Escalating Cyber Threats: Pakistan-Based Hackers Target Indian Government Systems Amid Elections

As India approaches the final phase of its general elections, a new threat looms over the nation’s cybersecurity landscape. Cybersecurity experts have uncovered a surge in cyberattacks originating from Pakistan, specifically targeting crucial Indian government and military entities. This alarming escalation highlights the need for heightened vigilance and robust cybersecurity measures to protect national security and democratic processes.

APT Groups: The Orchestrators of Cyber Threats
Seqrite, the enterprise arm of Quick Heal Technologies, has reported an increase in cyberattacks by Pakistan-linked Advanced Persistent Threat (APT) groups. Leading this offensive is SideCopy, a notorious Pakistan-based APT group known for its persistent targeting of South Asian countries. Since 2019, SideCopy has focused on compromising Indian defense and government organizations.

APT attacks are meticulously planned and executed to infiltrate target organizations while evading existing security measures. Seqrite identified three distinct campaigns by SideCopy, each deploying two instances of the AllaKore remote access trojan (RAT) as the final malicious payload.

The Role of Transparent Tribe (APT36)
Another key player in these cyber offensives is Transparent Tribe, also known as APT36. This parent APT entity of SideCopy has been relentlessly targeting India since its emergence in 2013. Transparent Tribe uses advanced variants of the Crimson RAT, a sophisticated .NET-based remote access tool designed for extensive system control and persistent access.

"The intensifying cyberattack campaigns spearheaded by these Pakistani APT groups represent a severe and escalating threat to our national security, especially in light of the ongoing general elections," a Seqrite report emphasized. This highlights the urgent need for a coordinated and proactive cybersecurity posture across all critical infrastructure to safeguard the integrity of India’s democratic processes.

Modus Operandi: How the Attacks Unfold
The infection chains of these attacks typically begin with carefully crafted spear-phishing emails containing malicious attachments or links. These emails exploit vulnerabilities to gain initial footholds within target networks. Once compromised, these entry points are leveraged to deploy an array of malware payloads, including the AllaKore and Crimson RATs.
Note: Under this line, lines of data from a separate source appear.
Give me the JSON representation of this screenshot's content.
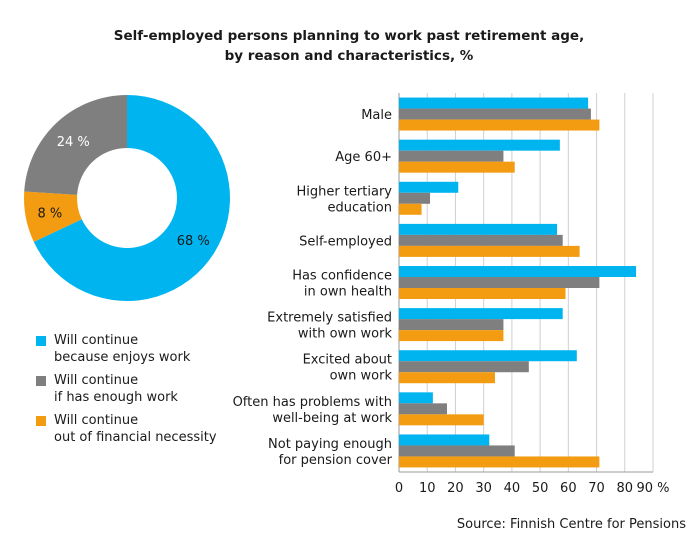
{
  "chart_data": [
    {
      "type": "pie",
      "donut": true,
      "slices": [
        {
          "name": "Will continue because enjoys work",
          "value": 68,
          "label": "68 %",
          "color": "#00b4f0"
        },
        {
          "name": "Will continue out of financial necessity",
          "value": 8,
          "label": "8 %",
          "color": "#f39c12"
        },
        {
          "name": "Will continue if has enough work",
          "value": 24,
          "label": "24 %",
          "color": "#7f7f7f"
        }
      ]
    },
    {
      "type": "bar",
      "orientation": "horizontal",
      "categories": [
        [
          "Male"
        ],
        [
          "Age 60+"
        ],
        [
          "Higher tertiary",
          "education"
        ],
        [
          "Self-employed"
        ],
        [
          "Has confidence",
          "in own health"
        ],
        [
          "Extremely satisfied",
          "with own work"
        ],
        [
          "Excited about",
          "own work"
        ],
        [
          "Often has problems with",
          "well-being at work"
        ],
        [
          "Not paying enough",
          "for pension cover"
        ]
      ],
      "series": [
        {
          "name": "Will continue because enjoys work",
          "color": "#00b4f0",
          "values": [
            67,
            57,
            21,
            56,
            84,
            58,
            63,
            12,
            32
          ]
        },
        {
          "name": "Will continue if has enough work",
          "color": "#7f7f7f",
          "values": [
            68,
            37,
            11,
            58,
            71,
            37,
            46,
            17,
            41
          ]
        },
        {
          "name": "Will continue out of financial necessity",
          "color": "#f39c12",
          "values": [
            71,
            41,
            8,
            64,
            59,
            37,
            34,
            30,
            71
          ]
        }
      ],
      "xlim": [
        0,
        90
      ],
      "xticks": [
        "0",
        "10",
        "20",
        "30",
        "40",
        "50",
        "60",
        "70",
        "80",
        "90 %"
      ],
      "grid": true
    }
  ],
  "title_lines": [
    "Self-employed persons planning to work past retirement age,",
    "by reason and characteristics, %"
  ],
  "legend": [
    {
      "lines": [
        "Will continue",
        "because enjoys work"
      ],
      "color": "#00b4f0"
    },
    {
      "lines": [
        "Will continue",
        "if has enough work"
      ],
      "color": "#7f7f7f"
    },
    {
      "lines": [
        "Will continue",
        "out of financial necessity"
      ],
      "color": "#f39c12"
    }
  ],
  "source": "Source: Finnish Centre for Pensions"
}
These tools grant attackers extensive remote control and unfettered access to infected systems.

A Call for Robust Cybersecurity Measures
The persistent targeting of Indian government and defense entities by Pakistani APT groups is not a new phenomenon. However, the recent surge in attack volumes and the increasing sophistication of their Tactics, Techniques, and Procedures (TTPs) represent a substantial escalation in the evolving cyber threat landscape.

Seqrite strongly advises organizations, particularly those involved in the electoral process, to prioritize robust cybersecurity measures immediately. Recommended actions include:

Regular Software Updates: Ensuring all systems are up-to-date with the latest security patches.
Advanced Email Filtering and Web Security Solutions: To mitigate phishing attempts and malicious web content.
Comprehensive Security Awareness Training: Educating employees to identify and mitigate social engineering tactics.

Multi-Factor Authentication Mechanisms: To enhance access security.
Regular Security Assessments and Penetration Testing: To identify and address vulnerabilities.
Comprehensive Incident Response Plans: To minimize the impact of successful breaches.
As the cybersecurity landscape continues to evolve, proactive measures are crucial in defending against sophisticated cyber threats. The escalating cyberattacks from Pakistani APT groups serve as a stark reminder of the importance of cybersecurity in protecting national security and the democratic process.